Um exemplo marcante é a oração pública do ex-jogador de futebol brasileiro Kaká, apresentada como “proselitismo perigoso”. Em contraste, quando o jogador muçulmano Antonio Rüdiger fez um gesto interpretado por alguns como demonstração de força islâmica, o telejornal Tagesschau rapidamente convidou um especialista que afirmou que Rüdiger não era um radical, e que a situação precisava ser contextualizada para evitar qualquer “instrumentalização pela direita”. Tang frisa, assim, que as questões religiosas não são tratadas com a mesma sensibilidade.
Ataques políticos
Politicamente, Tang observa uma assimetria: cristãos que se engajam com base em valores tradicionais enfrentam questionamentos sobre sua legitimidade, enquanto aqueles com visões de esquerda não recebem a mesma crítica.
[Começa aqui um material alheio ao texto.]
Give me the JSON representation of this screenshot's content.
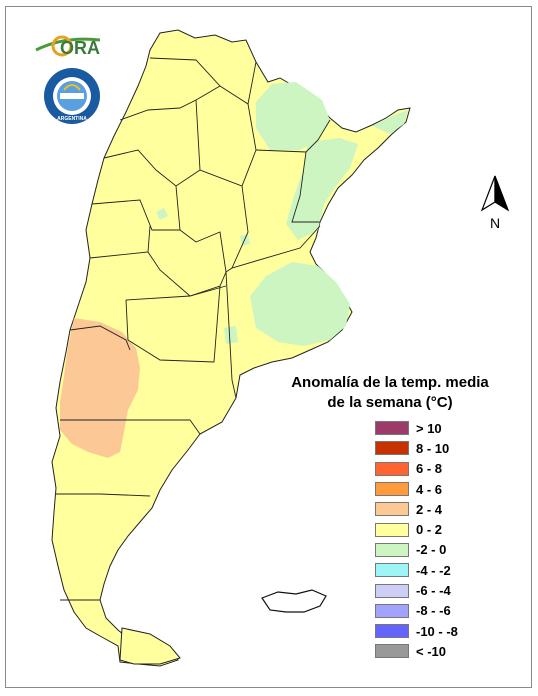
{
  "logos": {
    "ora_text": "ORA",
    "smn_text": "SERVICIO METEOROLÓGICO NACIONAL",
    "smn_country": "ARGENTINA"
  },
  "north_arrow": {
    "label": "N"
  },
  "legend": {
    "title_line1": "Anomalía de la temp. media",
    "title_line2": "de la semana (°C)",
    "items": [
      {
        "label": "> 10",
        "color": "#9c3a68"
      },
      {
        "label": "8 - 10",
        "color": "#c83200"
      },
      {
        "label": "6 - 8",
        "color": "#ff6433"
      },
      {
        "label": "4 - 6",
        "color": "#ff9a3d"
      },
      {
        "label": "2 - 4",
        "color": "#fcc896"
      },
      {
        "label": "0 - 2",
        "color": "#ffff9e"
      },
      {
        "label": "-2 - 0",
        "color": "#ccf5c2"
      },
      {
        "label": "-4 - -2",
        "color": "#9ef5f5"
      },
      {
        "label": "-6 - -4",
        "color": "#cdcdf5"
      },
      {
        "label": "-8 - -6",
        "color": "#a2a2ff"
      },
      {
        "label": "-10 - -8",
        "color": "#6464ff"
      },
      {
        "label": "< -10",
        "color": "#999999"
      }
    ]
  },
  "map": {
    "base_class": "0 - 2",
    "warm_anomaly_region": "2 - 4",
    "cool_anomaly_regions": "-2 - 0"
  }
}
Ela destaca o crescimento de agressões por parte de militantes de esquerda contra cristãos conservadores nos últimos dez anos. Um caso emblemático é o café cristão Stay, em Leipzig, que sofreu 24 ataques de extrema-esquerda, incluindo alguns com ácido butírico. O pessoal agora teme pela segurança, e a situação não mostra sinais de melhora.
Tang acusa a esquerda de dogmatismo: “Enquanto critica o dogmatismo alheio, a esquerda recorre à violência contra quem discorda de suas convicções”. Isso se reflete em universidades, onde palestrantes cristãos são desconvidados ou eventos cancelados por defenderem visões tradicionais sobre casamento ou gênero.
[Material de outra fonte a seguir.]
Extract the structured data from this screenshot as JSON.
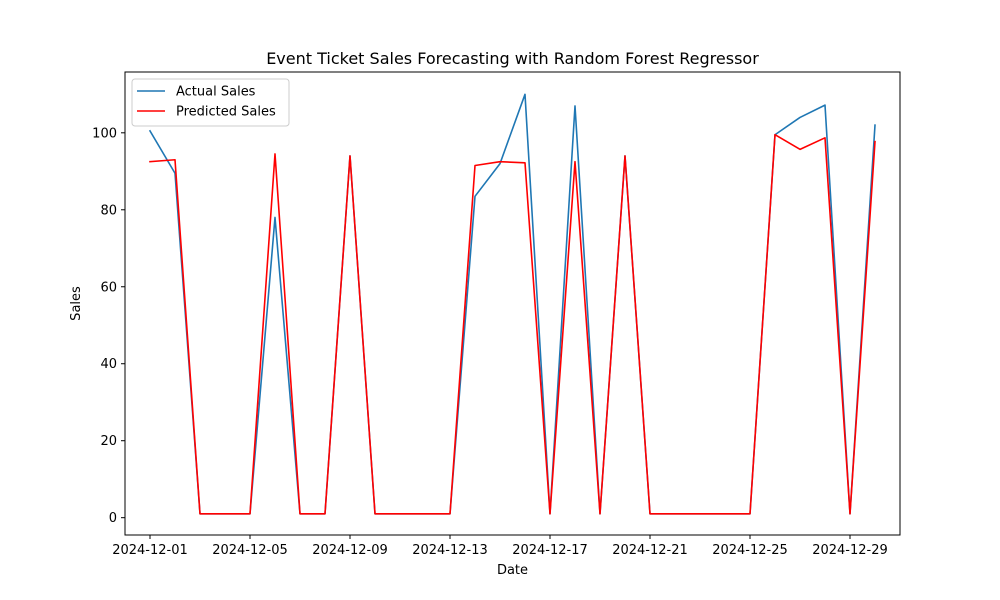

O crescimento da intolerância anticristã na Alemanha e na Europa não é apenas estatística, mas representa um atentado à liberdade religiosa. Com efeito, em seu discurso de 9 de janeiro passado, aos membros do corpo diplomático acreditado junto à Santa Sé, o Papa Leão XIV denunciou a perseguição contra os cristãos:
“No entanto, não se pode ignorar que a perseguição aos cristãos continua a ser uma das crises de direitos humanos mais difundidas atualmente, afetando mais de 380 milhões de crentes em todo o mundo, os quais sofrem níveis elevados ou extremos de discriminação, violência e opressão devido à sua fé. O fenômeno afeta aproximadamente um em cada sete cristãos a nível global e, em 2025, agravou-se por causa dos conflitos em curso, dos regimes autoritários e do extremismo religioso. Infelizmente, todos estes dados mostram que, em muitos contextos, a liberdade religiosa é considerada mais um “privilégio” ou uma concessão do que um direito humano fundamental”.